Little is known about current physician-patient interactions regarding smoking cessation when a prescription is given for cessation medications.
We identified 1360 health plan members who were smokers and had filled prescriptions for bupropion hydrochloride or nicotine replacement products from March 26, 2002, through April 8, 2003. These members were surveyed 3 months after the order was filled to learn about the physician encounter that produced these prescriptions and the role of the physician in selecting the medication, supporting cessation, and achieving desirable outcomes.
Among the 1035 eligible complete responses (adjusted response rate, 78%), only 36.4% reported being asked to set a specific quit date; 25.3%, to use cessation counseling; and 23.3%, to have any type of follow-up.

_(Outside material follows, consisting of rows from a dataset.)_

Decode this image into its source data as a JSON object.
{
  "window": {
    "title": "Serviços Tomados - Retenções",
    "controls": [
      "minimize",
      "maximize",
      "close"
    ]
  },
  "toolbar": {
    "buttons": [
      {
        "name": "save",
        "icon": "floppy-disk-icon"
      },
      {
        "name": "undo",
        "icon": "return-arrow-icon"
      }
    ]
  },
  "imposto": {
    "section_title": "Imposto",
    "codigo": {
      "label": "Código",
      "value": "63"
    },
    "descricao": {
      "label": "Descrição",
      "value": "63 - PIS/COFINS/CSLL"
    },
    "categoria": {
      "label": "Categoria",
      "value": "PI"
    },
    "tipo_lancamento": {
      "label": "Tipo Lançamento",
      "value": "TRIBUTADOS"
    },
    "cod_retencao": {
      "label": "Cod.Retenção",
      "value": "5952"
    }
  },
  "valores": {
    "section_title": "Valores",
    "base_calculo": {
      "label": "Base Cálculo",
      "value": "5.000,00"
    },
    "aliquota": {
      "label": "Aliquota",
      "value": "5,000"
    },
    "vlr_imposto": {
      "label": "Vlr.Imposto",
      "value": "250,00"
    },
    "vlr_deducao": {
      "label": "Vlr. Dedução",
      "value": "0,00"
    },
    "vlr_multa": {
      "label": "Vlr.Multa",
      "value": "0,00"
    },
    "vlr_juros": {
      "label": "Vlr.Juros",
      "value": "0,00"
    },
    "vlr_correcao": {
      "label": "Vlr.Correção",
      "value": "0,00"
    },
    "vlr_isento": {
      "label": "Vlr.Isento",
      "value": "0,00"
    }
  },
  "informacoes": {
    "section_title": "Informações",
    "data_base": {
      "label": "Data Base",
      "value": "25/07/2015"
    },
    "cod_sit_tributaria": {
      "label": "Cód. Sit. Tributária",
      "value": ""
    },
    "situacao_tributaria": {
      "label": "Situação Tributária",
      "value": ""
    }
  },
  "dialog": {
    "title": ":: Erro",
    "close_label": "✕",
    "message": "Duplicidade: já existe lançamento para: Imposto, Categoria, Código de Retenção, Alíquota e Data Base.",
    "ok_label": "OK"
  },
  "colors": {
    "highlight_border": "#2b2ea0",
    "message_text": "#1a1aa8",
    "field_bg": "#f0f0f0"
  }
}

The only physician action associated with the use of the medication was asking to set a quit date (90.7% vs 83.5%; P = .001) and no action was significantly associated with cessation. Smokers with tobacco-related chronic conditions were more likely to report physician influence but less likely to report receiving information on using the quit aid (60.6% vs 66.5%; P = .048) or being asked to set a quit date (31.7% vs 41.4%; P = .001).
Despite the evidence-based guideline recommendations for more support for cessation, physician support actions for those receiving prescriptions appear to be relatively infrequent and to have little influence on the use of medication by smokers or on their smoking cessation. Other environmental changes may be needed to facilitate more thorough support.